Я не послушал товарища. Как же я пожалел об этом!
Умиротворенный дружеской беседой, я поспешил домой. Мне думалось, что там, за зеленой колышущейся занавеской, счастливая Мея уже прижимает к груди крошечного, похожего на меня мальчика.
В подвале томились бочки с вином. Накануне я самолично напек пирогов – и мясных, и сладких. Во всех красках я представлял эту восхитительную картину – как выскакиваю на крыльцо, едва удерживая тяжелые блестящие противни с пирогами, и кричу во весь голос, на весь мир: «Угощаю! Всех угощаю! У меня сын!»
Но, едва ступив на порог, я услышал не звонкий голос младенца, а горькие стенания Меи и писклявые истеричные уговоры Клариссы. Не снимая тяжелых сапог, я ринулся в закуток – и в ужасе увидел, что встрепанная Кларисса стоит возле окна и держит что-то, похожее на завернутое в тряпки куклу.

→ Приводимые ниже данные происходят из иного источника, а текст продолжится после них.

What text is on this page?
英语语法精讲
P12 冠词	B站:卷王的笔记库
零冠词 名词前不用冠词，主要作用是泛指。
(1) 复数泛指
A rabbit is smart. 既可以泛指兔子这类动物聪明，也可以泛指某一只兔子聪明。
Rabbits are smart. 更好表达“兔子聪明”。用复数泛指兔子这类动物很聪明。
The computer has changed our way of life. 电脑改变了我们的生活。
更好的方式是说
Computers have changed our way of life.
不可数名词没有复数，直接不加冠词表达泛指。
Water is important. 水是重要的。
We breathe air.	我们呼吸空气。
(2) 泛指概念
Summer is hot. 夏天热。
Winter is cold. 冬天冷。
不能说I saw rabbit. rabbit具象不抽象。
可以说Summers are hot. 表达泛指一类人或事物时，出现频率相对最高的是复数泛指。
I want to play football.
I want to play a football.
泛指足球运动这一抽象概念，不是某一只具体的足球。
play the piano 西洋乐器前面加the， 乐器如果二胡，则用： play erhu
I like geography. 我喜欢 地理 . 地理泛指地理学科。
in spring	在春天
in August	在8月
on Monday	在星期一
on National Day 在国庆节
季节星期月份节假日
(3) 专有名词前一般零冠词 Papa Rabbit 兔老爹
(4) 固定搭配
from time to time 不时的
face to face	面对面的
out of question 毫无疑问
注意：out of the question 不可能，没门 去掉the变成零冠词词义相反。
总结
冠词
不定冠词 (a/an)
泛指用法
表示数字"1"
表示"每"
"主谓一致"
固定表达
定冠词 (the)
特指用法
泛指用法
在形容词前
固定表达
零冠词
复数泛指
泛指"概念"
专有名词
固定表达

– Покажи! – Я рванулся к Клариссе, но та крепче прижала белый сверток.
– Что ж вам смотреть? – ворчливо вскинулась она. – Смотреть-то чего, говорю? Я заберу это, отнесу Колдуну, чтобы предал земле по всем правилам. Малец получился мертвым, облако не спустилось – стало быть, не человек это, а, как бы сказать, кожура! Как яичная скорлупа, как кожица от яблока. А кожуру-то что жалеть, ась? Души-то в ней нету!
– Нет, это ты кожура, бездушная курица! – взревел я. – Дай мне ребенка!
– Что ж вы кричите, господин, что ж вы кричите! – взвизгнула Кларисса, неловко отодвигаясь – видно, вспомнила, что я воин, а не мешок с картошкой. – Вашему горю сочувствую, но я же в нем неповинна!
– Она правда не виновата, Вадим, – сквозь слезы проговорила Мея. – Сначала все было хорошо, даже тень облака мелькнула. Малыш вскрикнул, но сразу замолчал… навсегда.
Не слушая истеричные возгласы горе-повитухи (эта тетка могла бы быть подобрей!), я осторожно забрал младенца – она неохотно выпустила его из рук. Отвернувшись к окну, я поднял уголок белой тряпки и долго вглядывался в крошечное фарфоровое личико, ощущая, как впиваются в сердце осколки разбившейся вдребезги надежды. Кларисса исчезла из комнаты, да я этого и не заметил. Только острый, как стрела, вскрик Меи вывел меня из чугунного оцепенения:
– Вадим! Посмотри наверх!
Не помня себя, я поднял глаза и ничего не увидел – взор застилала мутная пелена. Но потом, вглядевшись, понял – на белом потолке мерцает золотая точка.
– Это отсвет облака… Это облако нашего сына! – прошептала Мея. – Оно здесь!
Моя жена, белая, как кусок сахара, истаявшая, измученная, поднялась с постели – и тут же рухнула на колени, в отчаянной мольбе протянув к потолку руки. Обращаясь то к облачному отблеску, то к высшим силам, она просила вдохнуть жизнь в единственного ребенка. Никогда я не слышал таких обжигающих слов!
Я не умел молиться. Прижимая сына к груди, я не отводил глаз от мерцающей точки и повторял, как заклинание: «Останься. Останься. Останься!» В чудеса я не верил, жуткие мысли, как щипцы, разрывали голову: «Ребенка нет. Не обманывай себя. Это не облако, это отблеск пламени – на улицах праздник, там бродят люди с факелами…» Но, глядя на ослепительно яркую точку на потолке, в последнем горьком уповании я выдыхал снова и снова: «Останься!»
Безмолвный, безжизненный сверток трепыхнулся в моих руках, точно рыбка.
Я плохо понимал, что происходит. Бережно придерживая младенца, я опустился на пол рядом с Меей и передал сына в ее тонкие нетерпеливые руки. Она горько заплакала – и я решил, что это конец. Но когда жена зашептала – несвязно, путано, безумно: «Розовые щечки, зеленые глазки…», я понял, что не беспощадное горе, а великая радость вошла в наш дом.